Call Now: +90 532 666 1 666

What is Varicocele? Testicular Vein Enlargement & Male Health

All details about varicocele, one of the most common and correctable causes of male infertility.

What is Varicocele? A Comprehensive Medical Review

What is varicocele is a clinical condition that is most commonly encountered among male reproductive system disorders, yet it can be successfully managed with timely diagnosis and correct treatment. In its simplest definition, varicocele is the abnormal enlargement, elongation, and tortuosity of the network of veins (pampiniform plexus) located within the scrotum (testicular sac) and surrounding the testicles. It can be thought of as a testicular counterpart to varicose veins commonly seen in the legs. This enlargement disrupts the ideal temperature and blood flow dynamics necessary for the testicles to maintain their normal functions, which can lead to significant consequences threatening male reproductive health in the long run.

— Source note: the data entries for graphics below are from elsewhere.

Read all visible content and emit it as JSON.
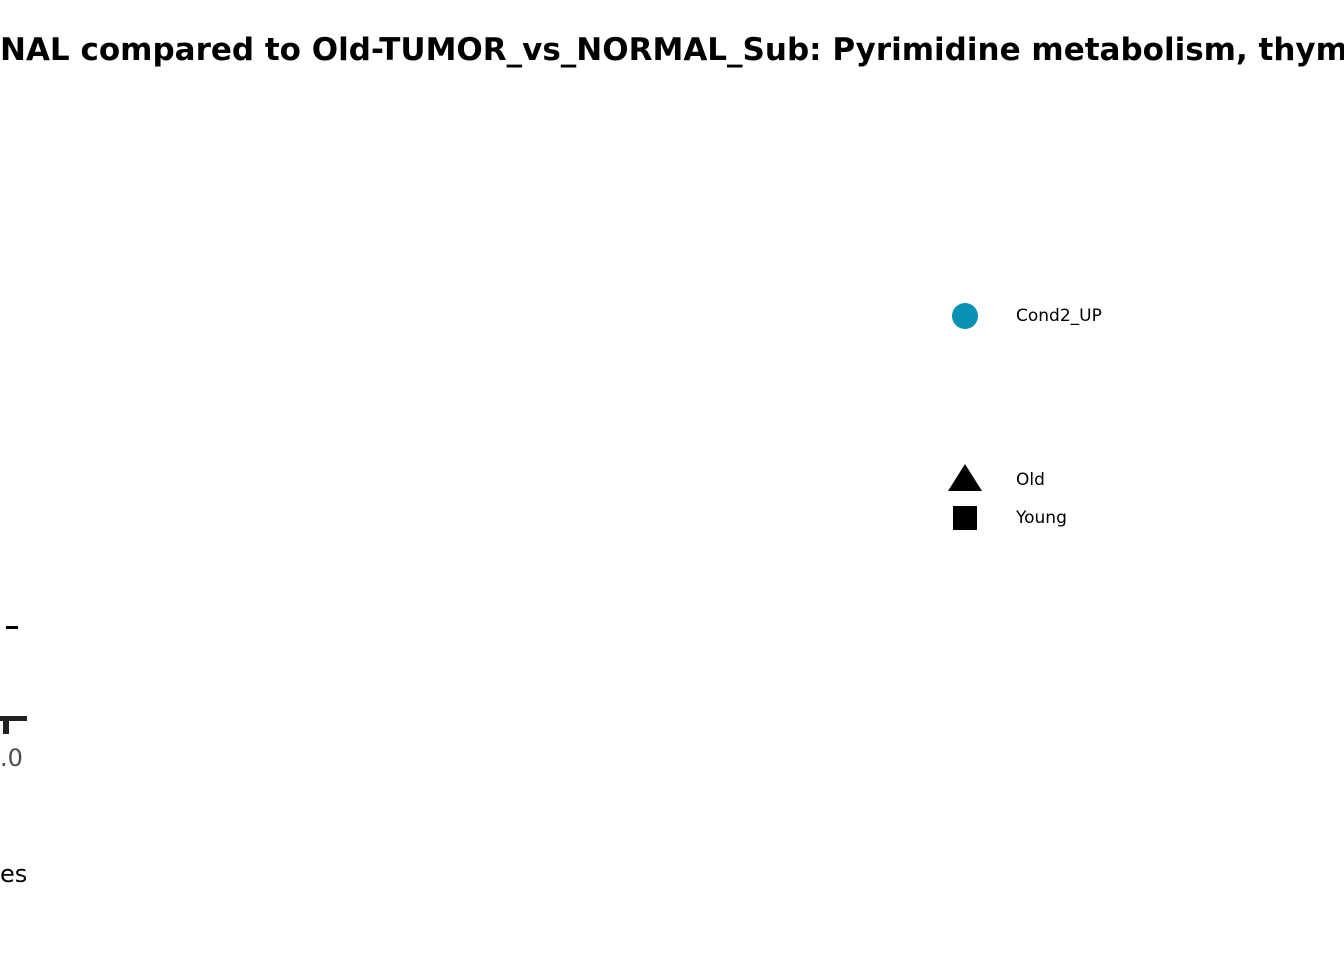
{
  "chart_data": {
    "type": "scatter",
    "title": "NAL compared to Old-TUMOR_vs_NORMAL_Sub: Pyrimidine metabolism, thym",
    "x_tick_labels": [
      ".0"
    ],
    "xlabel": "es",
    "legend": {
      "placement": "right",
      "color_entries": [
        {
          "label": "Cond2_UP",
          "color": "#0891b2"
        }
      ],
      "shape_entries": [
        {
          "label": "Old",
          "shape": "triangle"
        },
        {
          "label": "Young",
          "shape": "square"
        }
      ]
    },
    "series": []
  }
}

Although varicocele is usually observed in the left testicle (85-90% on the left side, rarely on the right side only, and 10-15% bilaterally or on both sides), it is a progressive disease. It tends to emerge during adolescence (adolescent age) and its clinical symptoms can become more pronounced over time. Affecting approximately 15% to 20% of all adult men, this condition is found in 35-40% of men who present to a physician with the complaint of being unable to have children (primary infertility), and up to 80% of men who have previously had children but are subsequently unable to do so again (secondary infertility). These statistical data demonstrate that beyond the answer to the question what is varicocele, this disease is of critical importance for public health and reproductive health.

Points to Consider

Varicocele may not always cause pain or visible swelling. It can progress silently and reduce sperm quality and testicular size (testicular atrophy) over the years. Therefore, routine urological/andrological examinations are of great importance.

Medical Definition and Anatomical Basics of Varicocele

The primary physiological reason why the testicles are located outside the body, within the scrotum (sac), is that sperm production (spermatogenesis) ideally takes place at a temperature 1 to 2 degrees Celsius lower than normal body temperature (approximately 37 °C). The network of veins called the pampiniform plexus cools down the warm arterial blood coming to the testicles by forming a countercurrent heat exchange system with the cold venous blood. This remarkable anatomical structure ensures that the testicles always remain at the ideal temperature.

However, when varicocele develops, this perfect temperature regulation mechanism is disrupted. Blood pools (stasis) in the enlarged and dysfunctional veins. This pooled blood both increases testicular temperature and causes toxic metabolites (free oxygen radicals, catecholamines, etc.) originating from the kidneys and adrenal glands to accumulate in the testicular tissue for prolonged periods. Increased heat and oxidative stress begin to adversely affect first the sperm-producing cells and then the testosterone-producing Leydig cells.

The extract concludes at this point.